"J'ai enterré mes parents un jour après l'autre" : les survivants d'Ebola apprennent à faire leur deuil en toute sécurité

- Author, Anne Soy
- Reporting from, Bunia, RD Congo
- Published
- Temps de lecture: 7 min
Le cimetière de Nyamurongo à Bunia, une ville du nord-est de la République démocratique du Congo qui est l'épicentre de l'épidémie d'Ebola actuelle, est beaucoup plus fréquenté que d'habitude.
"C'est la sixième fois que je viens au cimetière", explique Joel Lonza Makumbu en expliquant comment le virus a dévasté sa famille et sa communauté.
"Hier, j'ai enterré mon père. Aujourd'hui, je suis venue dire au revoir à ma mère."

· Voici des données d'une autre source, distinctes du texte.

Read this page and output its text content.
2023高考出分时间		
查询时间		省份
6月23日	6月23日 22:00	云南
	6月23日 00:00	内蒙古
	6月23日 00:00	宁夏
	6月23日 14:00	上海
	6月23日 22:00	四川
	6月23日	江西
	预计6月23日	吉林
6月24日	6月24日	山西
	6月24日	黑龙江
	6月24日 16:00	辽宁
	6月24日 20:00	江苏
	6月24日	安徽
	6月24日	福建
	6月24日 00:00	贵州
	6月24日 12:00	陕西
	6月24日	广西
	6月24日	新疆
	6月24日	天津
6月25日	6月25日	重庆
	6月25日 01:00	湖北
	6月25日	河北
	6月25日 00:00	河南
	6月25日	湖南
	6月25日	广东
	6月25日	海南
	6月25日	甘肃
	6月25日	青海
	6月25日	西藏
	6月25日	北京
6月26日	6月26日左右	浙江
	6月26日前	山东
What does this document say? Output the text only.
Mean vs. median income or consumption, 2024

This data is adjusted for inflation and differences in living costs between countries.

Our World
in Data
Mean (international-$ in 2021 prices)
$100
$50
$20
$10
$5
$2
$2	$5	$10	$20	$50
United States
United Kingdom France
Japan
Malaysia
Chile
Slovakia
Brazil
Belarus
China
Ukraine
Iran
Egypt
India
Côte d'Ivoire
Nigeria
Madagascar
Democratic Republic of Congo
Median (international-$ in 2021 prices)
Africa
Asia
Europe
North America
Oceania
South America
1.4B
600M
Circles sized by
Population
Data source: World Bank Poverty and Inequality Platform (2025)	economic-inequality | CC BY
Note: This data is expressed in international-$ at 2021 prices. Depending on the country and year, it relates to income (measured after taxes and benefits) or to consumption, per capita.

Alors qu'il remplit la tombe de terre, il affirme qu'il a également perdu trois sœurs et un beau-frère à cause du virus Ebola.
"Je tiens à dire à tout le monde que le virus Ebola est vrai."
C'est un message qu'il cherche désespérément à faire passer alors que les autorités tentent de mettre fin à la désinformation concernant cette maladie qui a tué près de 200 personnes ces derniers mois, principalement dans la province de l'Ituri, dont Bunia est la capitale.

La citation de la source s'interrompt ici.